Bonne option, commente Frédéric Marquette : « Un bon manager doit avoir le courage d’agir. » Même s’il n’a pas encore une vision exhaustive de la situation : « La tentation est toujours grande de commander un audit complet de la situation. Mais à quoi bon perdre son temps alors que les collaborateurs de terrain savent très bien ce qui ne fonctionne pas ! » Mieux vaut donc s’appuyer sur les « remontées du terrain » et engager un ou plusieurs chantiers pour mettre les équipes en mouvement.
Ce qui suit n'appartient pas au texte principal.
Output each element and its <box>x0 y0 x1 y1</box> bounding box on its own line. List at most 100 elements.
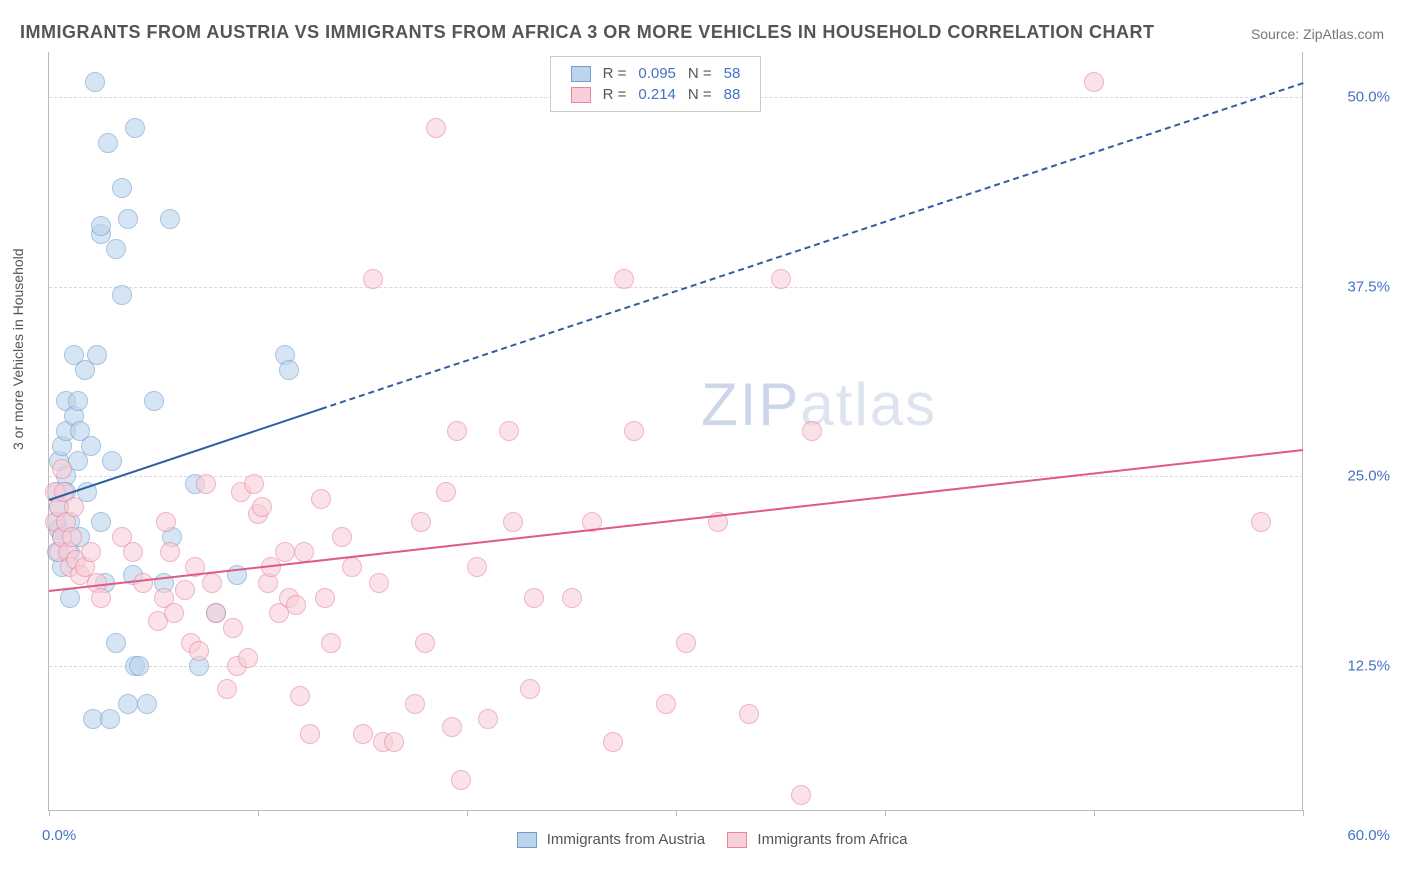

Pour Julie Habri, ce premier chantier a été le déménagement de l’entreprise : « Il est tombé à point nommé en me donnant l’occasion d’apporter ma touche personnelle dans l’organisation. Mais il m’a surtout permis de donner la preuve concrète de ma capacité à gérer un projet. »

* Cent jours pour réussir, paroles de dirigeants, A Contre-courant, août 2014, 202 pages, 20 euros.

LES CONSEILS DU COACH

FRÉDÉRIC MARQUETTE

Directeur associé d’EIM (Excellence in Management).

– 1 –

Choisir son équipe

Il n’est pas indispensable de tout changer de fond en comble. Mais si vous devez écarter une personne, mieux vaut le faire rapidement. De même, les collaborateurs sur lesquels vous souhaitez vous appuyer doivent le savoir très vite. Faire traîner ce type de décision finit par laisser planer une peur diffuse. Lors de son discours devant la Convention, en 1794, Robespierre a annoncé que des têtes allaient tomber. Résultat : tout le monde a pris peur… mais c’est lui qui a été guillotiné.

– 2 –

Donner le signal du changement

Prendre assez rapidement des premières mesures, même symboliques, pour donner le signal du changement que l’on veut impulser : si vous considérez que la priorité doit être donnée aux économies par exemple, plafonnez les notes de frais des dirigeants ou réduisez drastiquement le recours aux consultants. Salariés, actionnaires, banquiers, clients ou fournisseurs sauront capter le message.

– 3 –

Commencer par de petites décisions

Avoir confiance en soi, inspirer confiance aux autres : c’est la base même du leadership. Ne vous précipitez pas pour annoncer un grand projet ou présenter votre vision de long terme. Commencez par paver votre chemin de petites décisions : elles seront autant de petites victoires que vous pourrez médiatiser et sur lesquelles vous pourrez vous appuyer pour avancer.